Suatu kali Udin berpapasan dengan jalan yang ada papan bertuliskan jalan ditutup atau dilarang masuk. Karena merasa sudah hafal, Udin tak memedulikan papan peringatan itu.
Ia terus melintas. Saat orang-orang memperhatikannya dengan aneh, di belakang setir yang tertutup kacanya karena menyalakan AC, Udin malah bangga. Ia merasa orang-orang kagum dengan mobilnya.
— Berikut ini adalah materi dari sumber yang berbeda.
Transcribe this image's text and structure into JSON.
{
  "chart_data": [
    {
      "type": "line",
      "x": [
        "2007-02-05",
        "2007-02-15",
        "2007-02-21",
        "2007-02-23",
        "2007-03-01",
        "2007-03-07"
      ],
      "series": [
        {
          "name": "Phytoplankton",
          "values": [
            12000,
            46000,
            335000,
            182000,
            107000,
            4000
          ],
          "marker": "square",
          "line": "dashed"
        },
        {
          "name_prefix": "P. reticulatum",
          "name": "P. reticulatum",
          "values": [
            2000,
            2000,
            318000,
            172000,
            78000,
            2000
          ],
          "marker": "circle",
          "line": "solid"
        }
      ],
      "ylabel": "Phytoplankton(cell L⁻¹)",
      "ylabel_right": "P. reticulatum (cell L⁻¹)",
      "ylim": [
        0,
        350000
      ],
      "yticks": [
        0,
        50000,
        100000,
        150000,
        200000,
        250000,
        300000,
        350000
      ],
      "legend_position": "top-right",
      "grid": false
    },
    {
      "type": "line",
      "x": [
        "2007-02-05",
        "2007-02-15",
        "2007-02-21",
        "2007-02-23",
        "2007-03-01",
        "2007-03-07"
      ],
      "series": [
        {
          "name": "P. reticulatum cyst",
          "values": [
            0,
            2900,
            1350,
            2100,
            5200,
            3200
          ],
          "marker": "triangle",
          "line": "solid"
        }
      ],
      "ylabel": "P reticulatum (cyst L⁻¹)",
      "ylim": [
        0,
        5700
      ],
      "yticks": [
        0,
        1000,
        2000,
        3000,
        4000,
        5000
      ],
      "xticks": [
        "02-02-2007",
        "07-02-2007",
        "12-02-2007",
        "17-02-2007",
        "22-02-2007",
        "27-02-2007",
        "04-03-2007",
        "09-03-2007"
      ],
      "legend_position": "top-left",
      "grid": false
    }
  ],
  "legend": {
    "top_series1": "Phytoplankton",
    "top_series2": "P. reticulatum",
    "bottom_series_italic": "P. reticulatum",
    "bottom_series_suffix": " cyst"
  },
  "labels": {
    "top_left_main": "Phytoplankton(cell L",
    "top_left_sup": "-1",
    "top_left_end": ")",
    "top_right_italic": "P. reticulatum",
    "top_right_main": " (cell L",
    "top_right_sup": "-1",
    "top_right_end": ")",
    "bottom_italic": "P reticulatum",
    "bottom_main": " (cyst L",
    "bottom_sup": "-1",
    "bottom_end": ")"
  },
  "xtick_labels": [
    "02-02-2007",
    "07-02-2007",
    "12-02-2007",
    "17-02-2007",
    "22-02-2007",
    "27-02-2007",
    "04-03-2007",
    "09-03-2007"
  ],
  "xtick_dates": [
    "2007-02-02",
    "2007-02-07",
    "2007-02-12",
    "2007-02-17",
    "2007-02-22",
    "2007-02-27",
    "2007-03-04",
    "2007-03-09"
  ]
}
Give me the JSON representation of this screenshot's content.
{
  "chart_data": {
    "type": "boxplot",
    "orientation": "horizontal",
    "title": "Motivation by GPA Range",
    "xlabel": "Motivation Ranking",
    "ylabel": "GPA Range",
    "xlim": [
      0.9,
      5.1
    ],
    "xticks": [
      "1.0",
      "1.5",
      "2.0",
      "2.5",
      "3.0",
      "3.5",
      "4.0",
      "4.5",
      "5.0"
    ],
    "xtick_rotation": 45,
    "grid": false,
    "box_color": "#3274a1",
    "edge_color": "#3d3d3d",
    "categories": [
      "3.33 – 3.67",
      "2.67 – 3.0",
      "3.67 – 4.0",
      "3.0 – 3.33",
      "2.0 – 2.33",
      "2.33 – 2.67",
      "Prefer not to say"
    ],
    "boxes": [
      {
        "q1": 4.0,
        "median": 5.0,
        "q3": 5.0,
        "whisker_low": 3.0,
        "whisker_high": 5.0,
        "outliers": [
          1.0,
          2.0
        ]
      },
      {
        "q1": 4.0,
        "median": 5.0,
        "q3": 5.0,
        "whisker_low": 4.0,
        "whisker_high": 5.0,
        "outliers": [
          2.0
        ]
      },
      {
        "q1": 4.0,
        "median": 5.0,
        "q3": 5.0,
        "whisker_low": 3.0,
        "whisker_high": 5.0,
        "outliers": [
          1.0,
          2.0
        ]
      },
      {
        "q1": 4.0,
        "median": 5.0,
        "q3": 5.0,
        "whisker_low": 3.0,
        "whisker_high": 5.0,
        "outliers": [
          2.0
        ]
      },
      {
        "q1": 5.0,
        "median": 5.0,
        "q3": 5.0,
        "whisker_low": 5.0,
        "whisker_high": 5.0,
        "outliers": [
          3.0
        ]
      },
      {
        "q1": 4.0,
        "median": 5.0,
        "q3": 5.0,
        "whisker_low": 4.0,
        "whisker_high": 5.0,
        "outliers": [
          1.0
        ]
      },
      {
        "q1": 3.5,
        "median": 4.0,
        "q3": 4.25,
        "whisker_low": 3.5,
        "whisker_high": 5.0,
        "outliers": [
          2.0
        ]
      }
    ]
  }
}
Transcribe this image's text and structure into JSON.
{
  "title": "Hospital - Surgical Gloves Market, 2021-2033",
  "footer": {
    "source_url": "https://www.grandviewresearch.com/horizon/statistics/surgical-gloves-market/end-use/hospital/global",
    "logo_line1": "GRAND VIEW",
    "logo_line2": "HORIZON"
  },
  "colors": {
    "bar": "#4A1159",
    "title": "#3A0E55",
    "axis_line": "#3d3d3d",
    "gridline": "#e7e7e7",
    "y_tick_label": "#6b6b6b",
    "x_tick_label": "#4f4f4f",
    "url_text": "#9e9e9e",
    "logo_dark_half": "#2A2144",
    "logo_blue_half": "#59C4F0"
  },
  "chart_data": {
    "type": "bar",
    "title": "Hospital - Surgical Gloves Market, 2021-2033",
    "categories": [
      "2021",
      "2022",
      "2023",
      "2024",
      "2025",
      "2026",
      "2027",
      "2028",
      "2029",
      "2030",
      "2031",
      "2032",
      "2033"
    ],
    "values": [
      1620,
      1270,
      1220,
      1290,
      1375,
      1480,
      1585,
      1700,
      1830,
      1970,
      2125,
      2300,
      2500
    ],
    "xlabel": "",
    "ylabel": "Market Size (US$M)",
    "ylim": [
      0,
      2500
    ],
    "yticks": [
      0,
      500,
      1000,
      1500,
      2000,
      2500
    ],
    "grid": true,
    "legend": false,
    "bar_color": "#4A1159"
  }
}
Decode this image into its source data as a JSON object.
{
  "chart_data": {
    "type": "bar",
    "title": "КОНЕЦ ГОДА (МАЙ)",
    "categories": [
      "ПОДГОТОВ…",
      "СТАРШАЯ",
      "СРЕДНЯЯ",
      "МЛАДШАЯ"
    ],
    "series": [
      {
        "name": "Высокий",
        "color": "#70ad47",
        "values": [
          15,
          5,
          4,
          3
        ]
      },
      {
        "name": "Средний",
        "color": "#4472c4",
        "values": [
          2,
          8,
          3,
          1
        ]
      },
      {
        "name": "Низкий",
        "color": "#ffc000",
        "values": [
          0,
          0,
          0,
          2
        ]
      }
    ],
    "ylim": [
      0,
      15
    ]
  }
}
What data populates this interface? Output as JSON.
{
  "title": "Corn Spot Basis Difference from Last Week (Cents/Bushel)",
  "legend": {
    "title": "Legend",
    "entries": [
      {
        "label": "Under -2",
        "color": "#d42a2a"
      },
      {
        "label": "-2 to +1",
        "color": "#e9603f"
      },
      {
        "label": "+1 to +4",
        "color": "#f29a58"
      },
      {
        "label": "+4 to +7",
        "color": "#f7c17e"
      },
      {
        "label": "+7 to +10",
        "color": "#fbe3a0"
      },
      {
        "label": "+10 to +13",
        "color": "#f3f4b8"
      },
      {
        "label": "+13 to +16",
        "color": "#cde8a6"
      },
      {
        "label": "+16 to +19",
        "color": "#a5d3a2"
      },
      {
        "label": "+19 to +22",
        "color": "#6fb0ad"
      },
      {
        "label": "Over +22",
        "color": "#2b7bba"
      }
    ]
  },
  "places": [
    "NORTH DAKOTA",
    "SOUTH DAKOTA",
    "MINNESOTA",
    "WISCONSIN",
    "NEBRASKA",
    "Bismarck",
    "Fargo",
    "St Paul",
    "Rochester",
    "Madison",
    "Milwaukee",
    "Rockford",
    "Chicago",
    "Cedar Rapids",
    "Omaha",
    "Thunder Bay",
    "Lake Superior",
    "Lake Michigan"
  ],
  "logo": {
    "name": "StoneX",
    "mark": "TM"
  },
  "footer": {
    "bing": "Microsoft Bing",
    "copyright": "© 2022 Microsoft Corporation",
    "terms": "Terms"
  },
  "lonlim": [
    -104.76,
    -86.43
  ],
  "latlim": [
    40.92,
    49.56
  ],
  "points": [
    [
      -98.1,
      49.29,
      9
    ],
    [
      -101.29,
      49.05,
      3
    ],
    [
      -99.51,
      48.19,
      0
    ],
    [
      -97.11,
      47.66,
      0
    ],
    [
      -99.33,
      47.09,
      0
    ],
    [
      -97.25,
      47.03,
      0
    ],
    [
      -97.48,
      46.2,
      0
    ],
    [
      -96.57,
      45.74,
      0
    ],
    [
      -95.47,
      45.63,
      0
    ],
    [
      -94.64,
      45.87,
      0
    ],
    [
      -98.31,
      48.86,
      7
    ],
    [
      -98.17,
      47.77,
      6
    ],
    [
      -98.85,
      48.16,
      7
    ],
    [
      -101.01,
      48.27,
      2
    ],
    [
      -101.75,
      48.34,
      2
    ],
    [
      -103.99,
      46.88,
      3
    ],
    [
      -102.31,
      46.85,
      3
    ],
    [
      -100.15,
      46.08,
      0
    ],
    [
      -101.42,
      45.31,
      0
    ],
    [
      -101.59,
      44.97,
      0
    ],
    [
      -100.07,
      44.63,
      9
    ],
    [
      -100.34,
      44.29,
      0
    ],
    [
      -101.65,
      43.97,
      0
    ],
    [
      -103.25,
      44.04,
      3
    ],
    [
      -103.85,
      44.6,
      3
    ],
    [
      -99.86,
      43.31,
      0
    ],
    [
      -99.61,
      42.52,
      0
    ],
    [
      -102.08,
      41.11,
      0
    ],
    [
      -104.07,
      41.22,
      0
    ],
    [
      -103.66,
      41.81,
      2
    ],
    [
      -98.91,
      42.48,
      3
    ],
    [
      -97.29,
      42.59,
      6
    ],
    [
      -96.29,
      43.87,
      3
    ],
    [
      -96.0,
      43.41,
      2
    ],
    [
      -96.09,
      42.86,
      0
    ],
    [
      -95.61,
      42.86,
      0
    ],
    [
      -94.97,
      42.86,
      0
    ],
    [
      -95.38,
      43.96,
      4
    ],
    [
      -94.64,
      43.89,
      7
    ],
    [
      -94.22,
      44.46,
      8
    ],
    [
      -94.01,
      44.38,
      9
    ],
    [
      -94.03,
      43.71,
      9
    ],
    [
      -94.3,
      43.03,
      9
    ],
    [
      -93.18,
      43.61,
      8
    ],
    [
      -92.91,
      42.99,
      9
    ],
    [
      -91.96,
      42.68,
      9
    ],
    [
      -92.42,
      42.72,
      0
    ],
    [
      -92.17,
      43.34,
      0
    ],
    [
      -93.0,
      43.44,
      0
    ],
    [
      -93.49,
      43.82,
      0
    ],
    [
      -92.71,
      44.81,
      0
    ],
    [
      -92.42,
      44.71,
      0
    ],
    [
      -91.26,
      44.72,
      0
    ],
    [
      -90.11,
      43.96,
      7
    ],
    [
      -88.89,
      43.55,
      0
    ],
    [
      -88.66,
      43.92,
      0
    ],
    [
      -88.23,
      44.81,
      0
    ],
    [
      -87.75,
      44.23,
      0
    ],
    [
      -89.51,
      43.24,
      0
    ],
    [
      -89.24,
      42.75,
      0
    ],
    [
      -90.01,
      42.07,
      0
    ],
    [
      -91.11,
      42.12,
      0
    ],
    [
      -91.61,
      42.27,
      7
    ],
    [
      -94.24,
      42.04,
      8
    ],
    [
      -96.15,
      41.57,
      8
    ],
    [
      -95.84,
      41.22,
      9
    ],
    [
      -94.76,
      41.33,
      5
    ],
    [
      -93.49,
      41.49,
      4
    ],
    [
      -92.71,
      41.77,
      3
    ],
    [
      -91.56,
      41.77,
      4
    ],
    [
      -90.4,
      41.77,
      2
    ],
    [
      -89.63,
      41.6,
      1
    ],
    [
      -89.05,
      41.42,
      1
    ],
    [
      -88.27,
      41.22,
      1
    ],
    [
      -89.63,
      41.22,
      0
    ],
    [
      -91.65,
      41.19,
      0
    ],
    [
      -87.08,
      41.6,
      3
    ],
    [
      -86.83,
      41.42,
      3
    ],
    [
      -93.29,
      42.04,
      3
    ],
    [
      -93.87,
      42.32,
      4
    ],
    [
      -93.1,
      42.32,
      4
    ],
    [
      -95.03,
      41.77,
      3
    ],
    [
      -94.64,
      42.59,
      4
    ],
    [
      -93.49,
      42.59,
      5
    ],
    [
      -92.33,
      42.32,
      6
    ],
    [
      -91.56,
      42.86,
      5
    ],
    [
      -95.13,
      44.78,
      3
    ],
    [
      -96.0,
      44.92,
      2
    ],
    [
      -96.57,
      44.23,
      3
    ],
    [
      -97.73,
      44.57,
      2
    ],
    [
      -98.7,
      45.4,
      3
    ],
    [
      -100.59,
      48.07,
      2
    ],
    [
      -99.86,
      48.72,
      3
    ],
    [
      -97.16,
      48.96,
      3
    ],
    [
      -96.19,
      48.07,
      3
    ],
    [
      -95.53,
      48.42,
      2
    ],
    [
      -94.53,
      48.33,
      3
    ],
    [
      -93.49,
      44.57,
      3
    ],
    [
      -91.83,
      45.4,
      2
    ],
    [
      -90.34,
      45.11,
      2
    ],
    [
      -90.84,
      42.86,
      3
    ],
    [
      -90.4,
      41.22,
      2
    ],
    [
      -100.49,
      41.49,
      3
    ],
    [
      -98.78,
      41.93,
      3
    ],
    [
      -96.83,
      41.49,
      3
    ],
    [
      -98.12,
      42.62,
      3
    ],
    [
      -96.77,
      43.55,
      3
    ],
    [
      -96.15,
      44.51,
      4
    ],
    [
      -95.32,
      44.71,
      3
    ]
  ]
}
Tak lama kemudian Udin melihat sebuah jembatan rusak di depannya. Jembatan yang sudah tua itu sama sekali tak bisa dilewati mobil. Tak ada jalan lain, Udin harus memundurkan mobilnya.
Kali ini orang-orang memandangnya rasa bersyukur, tepatnya nyukurin. Udin cuek saja. Ia merasa sudah terbiasa dengan sikap itu sejak tinggal di Jakarta.
Ketika Udin sampai ke papan tanda peringatan di pintu jalan tadi, ia membaca tulisan dibalik papan. "Selamat datang kembali, Tolol!"